Video: How does it look?
Creature From The Black Lagoon is presented in a full frame transfer, which retains the original aspect ratio of the film. Since this is one of my favorites I was worried about the transfer, but Universal has issued a shining visual presentation for this film. The source prints looks very good when you consider the age involved, but some flecks and debris still emerge at times. But this damage was minimal and I was surprised at how clean the movie looks, this is the best the film has ever looked and I am very pleased to say the least. As with all black & white movies, the contrast is crucial and here we get a perfect mixture of lights and darks. I never saw any detail obscuration and blooming was never an issue either.
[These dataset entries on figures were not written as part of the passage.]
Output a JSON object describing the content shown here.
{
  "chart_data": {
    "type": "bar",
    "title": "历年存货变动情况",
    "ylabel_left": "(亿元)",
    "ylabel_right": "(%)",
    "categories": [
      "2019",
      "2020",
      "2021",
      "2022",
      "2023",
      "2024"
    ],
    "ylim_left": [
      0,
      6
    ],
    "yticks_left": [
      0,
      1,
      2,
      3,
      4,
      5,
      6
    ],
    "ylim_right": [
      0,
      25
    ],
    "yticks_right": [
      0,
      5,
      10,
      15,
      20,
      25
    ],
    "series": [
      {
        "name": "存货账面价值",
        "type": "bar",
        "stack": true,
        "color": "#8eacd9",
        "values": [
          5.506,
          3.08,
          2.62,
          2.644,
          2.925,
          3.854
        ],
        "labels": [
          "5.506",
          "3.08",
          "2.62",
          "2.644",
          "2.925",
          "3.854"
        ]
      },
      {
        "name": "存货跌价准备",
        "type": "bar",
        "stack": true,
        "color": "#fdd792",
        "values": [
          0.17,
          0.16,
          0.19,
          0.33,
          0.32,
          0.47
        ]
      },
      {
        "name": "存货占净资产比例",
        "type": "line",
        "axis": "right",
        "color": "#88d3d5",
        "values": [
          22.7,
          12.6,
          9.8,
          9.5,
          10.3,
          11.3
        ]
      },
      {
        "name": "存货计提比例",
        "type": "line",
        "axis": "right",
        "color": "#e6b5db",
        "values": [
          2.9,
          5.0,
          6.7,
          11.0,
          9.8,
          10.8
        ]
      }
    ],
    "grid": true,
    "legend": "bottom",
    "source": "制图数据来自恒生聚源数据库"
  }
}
I also found no evidence of compression errors and I am glad to report there is little to complain about with this transfer.
Audio: How does it sound?
This release uses a mono track and while it doesn’t pack much of a punch, it does the job and kicks in when it needs to. I am very pleased with this track because of how clear it is and despite the age factor, this track shows no traces of distortion at all. I like the music a lot and the trademark sound that marks the appearance of the creature, so I was happy to find that it all comes across well in this mix. The rest of the sound effects, from screams to splashes also sound clean and clear, but no sound takes control of the speakers like the creature’s signature effect. The dialogue is replicated well also and I found no volume or clarity problems at all. This release also contains English captions and French subtitles.
Supplements: What are the extras?
This release contains a terrific audio commentary with film historian Tom Weaver, who also recorded the commentary on The Wolf Man. As with most tracks in this series this one is loaded down with all sorts of information about this movie, but sometimes tends to become dull and monotone. While I was engrossed because of my passion for the film, more casual fans might find themselves bored at times. Nonetheless this is a wonderful and highly informative track, which I am very pleased was chosen to be included. This release also includes a slide show of still photographs, which covers everything from publicity shots to promotional pieces and such. Also contained on this disc are talent files, production notes, and some very cool theatrical trailers. Back To The Black Lagoon is the final supplement and contains a wealth of interviews, rare stills, and all manner of behind the scenes goodies. I was especially taken with the bits about the creature’s costume, but the sections about the score and underwater photography were also enthralling. The piece runs just over forty minutes and covers it all, even the sequels and the much lauded 3-D version of the movie.